Pretty amazing. So amazing you might think you’ve nothing in common with the Artist Formerly Known as Madame Secretary. But believe me, you do.
In regard to work/life balance, Albright said: ‘There are no easy choices. Every woman’s middle name is guilt.’
Told you.
Guilt. It’s truly a woman’s problem, isn’t it? Much like the need for approval, it’s almost a birthright.
And what is it good for, anyway? I mean, I’m sure Jiminy Cricket would insist it serves a certain purpose, helping that know-it-all goody two-shoes on our shoulder ensure we don’t actually beat up the idiot driver who cut us off or steal the shoes we can’t afford or get busy with the guy in the mailroom, no matter how tempted we might be. But it’s not the same as a conscience–and I think we’re quick to confuse the two.

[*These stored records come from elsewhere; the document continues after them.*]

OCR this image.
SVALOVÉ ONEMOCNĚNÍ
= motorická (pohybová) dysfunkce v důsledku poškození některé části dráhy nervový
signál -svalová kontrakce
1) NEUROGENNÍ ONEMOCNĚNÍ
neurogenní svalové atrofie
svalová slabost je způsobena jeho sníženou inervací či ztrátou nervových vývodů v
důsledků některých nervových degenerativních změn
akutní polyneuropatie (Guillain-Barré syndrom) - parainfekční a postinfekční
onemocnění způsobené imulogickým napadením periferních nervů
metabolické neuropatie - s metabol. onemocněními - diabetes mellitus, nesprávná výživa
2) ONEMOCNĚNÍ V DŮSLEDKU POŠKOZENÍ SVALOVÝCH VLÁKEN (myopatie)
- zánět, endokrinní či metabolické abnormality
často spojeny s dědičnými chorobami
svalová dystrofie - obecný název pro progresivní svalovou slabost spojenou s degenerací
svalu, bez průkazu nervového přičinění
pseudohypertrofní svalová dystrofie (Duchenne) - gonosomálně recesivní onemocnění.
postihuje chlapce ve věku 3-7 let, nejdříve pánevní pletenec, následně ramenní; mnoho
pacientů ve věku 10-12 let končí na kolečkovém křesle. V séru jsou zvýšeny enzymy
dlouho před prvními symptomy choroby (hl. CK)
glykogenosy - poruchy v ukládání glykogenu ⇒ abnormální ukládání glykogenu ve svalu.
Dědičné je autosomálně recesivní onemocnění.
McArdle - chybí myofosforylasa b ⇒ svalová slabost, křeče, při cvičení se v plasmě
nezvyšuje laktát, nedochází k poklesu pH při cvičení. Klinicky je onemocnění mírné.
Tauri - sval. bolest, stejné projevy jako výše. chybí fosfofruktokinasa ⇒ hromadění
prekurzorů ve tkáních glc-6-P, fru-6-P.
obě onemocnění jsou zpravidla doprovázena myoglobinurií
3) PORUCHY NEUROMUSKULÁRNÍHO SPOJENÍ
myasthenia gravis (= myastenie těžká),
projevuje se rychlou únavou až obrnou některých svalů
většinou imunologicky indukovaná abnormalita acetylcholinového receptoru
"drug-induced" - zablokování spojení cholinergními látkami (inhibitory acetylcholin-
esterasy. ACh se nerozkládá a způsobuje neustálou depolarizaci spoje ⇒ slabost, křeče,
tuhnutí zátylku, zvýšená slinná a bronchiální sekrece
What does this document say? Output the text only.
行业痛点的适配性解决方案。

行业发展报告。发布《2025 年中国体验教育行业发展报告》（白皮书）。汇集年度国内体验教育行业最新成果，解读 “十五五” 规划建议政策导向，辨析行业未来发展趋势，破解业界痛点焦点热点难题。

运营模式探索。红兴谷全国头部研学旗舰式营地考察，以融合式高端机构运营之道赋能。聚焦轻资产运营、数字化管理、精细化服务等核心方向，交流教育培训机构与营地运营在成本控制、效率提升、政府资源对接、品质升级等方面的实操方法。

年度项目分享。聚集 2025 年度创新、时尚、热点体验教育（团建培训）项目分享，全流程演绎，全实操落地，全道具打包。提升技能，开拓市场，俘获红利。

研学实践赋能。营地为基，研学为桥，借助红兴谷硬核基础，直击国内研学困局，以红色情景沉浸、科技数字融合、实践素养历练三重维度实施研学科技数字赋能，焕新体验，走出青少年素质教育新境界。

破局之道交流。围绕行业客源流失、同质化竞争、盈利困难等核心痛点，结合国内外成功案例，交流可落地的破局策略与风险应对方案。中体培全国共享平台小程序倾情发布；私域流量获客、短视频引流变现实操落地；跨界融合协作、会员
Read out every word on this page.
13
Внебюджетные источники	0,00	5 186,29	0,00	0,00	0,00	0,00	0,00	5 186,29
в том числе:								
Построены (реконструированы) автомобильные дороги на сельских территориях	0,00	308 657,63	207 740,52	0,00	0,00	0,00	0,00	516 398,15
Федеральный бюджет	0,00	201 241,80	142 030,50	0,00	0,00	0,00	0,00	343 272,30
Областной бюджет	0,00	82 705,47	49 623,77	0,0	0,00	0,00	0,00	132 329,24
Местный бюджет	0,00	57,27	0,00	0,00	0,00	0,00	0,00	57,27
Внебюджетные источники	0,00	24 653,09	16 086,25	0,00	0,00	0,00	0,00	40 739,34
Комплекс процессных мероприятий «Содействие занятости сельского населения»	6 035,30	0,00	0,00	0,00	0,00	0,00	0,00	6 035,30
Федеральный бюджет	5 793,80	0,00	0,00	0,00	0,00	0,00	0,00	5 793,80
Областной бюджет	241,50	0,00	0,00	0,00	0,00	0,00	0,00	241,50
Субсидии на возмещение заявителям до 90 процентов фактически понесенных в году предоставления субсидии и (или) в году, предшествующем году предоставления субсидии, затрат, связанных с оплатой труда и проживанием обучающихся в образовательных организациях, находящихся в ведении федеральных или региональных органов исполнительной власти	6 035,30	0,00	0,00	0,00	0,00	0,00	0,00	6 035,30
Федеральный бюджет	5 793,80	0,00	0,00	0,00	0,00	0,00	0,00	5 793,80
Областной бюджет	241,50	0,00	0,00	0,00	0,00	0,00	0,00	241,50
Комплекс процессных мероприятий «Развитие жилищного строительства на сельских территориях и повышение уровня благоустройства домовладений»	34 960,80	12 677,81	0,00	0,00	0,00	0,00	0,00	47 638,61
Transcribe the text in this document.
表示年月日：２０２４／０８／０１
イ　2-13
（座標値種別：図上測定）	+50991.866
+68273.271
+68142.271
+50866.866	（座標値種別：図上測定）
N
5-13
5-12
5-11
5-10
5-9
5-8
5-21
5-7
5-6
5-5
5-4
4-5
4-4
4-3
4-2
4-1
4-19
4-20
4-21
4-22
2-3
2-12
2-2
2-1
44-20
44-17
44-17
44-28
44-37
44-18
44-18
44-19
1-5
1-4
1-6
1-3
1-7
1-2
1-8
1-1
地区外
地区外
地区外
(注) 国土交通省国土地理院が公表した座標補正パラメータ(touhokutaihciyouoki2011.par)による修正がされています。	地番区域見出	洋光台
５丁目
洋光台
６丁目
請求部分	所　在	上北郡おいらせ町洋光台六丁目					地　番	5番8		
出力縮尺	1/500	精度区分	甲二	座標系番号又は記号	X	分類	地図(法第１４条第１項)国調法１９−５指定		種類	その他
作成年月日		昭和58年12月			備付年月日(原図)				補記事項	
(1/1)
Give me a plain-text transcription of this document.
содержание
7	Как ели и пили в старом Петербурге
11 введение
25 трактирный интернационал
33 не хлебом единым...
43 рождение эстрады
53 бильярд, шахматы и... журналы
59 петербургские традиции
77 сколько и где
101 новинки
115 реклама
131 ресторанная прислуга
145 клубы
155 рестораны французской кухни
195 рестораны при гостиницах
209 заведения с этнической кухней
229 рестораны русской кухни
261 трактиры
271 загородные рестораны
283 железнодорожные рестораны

Nor do I think there’s any doubt that guilt weighs heavily on our choices. To a certain extent, it drives them. And keeps us looking over our shoulders. And stresses us out. That wicked emotion can be downright paralyzing. We don’t want to hurt anyone, put anyone out, do the wrong thing. It hits us from both sides, too: Sometimes we make choices we don’t really want, strictly because we’d rather not deal with the guilt. And other times, we choose to go the other way–and then are left feeling guilty over it. It complicates things, loading each choice down with some additional–and not necessarily relevant–worry. In the same way that factoring others’ feelings and our own fear of being judged out of our decisions requires conscious work, so does eliminating the guilt factor. How often do we do things we don’t want to do? Say yes when we don’t mean it? And women, with our oversized To-Do lists and our underdeveloped sense of balance–well, I don’t think it’s too wild a stretch to suggest the two are related.
So, how do we get rid of it? Hell if I know. But perhaps a good place to start would be to take back our middle names and cut that Guilt Monster down to size. Are you with me?
Crickets…
Funny, I’ve been thinking about this word a lot lately and and toyed with a post. But it’s all here.
Guilt has one use to me: a call to action. If I have no intention or capacity to change the thing I’m feeling guilt over, then out the door with that time wasting emotion. If however it motivates me to make a change for the better, it has a place.
But I am certainly not allowing it to make a place for itself in my name.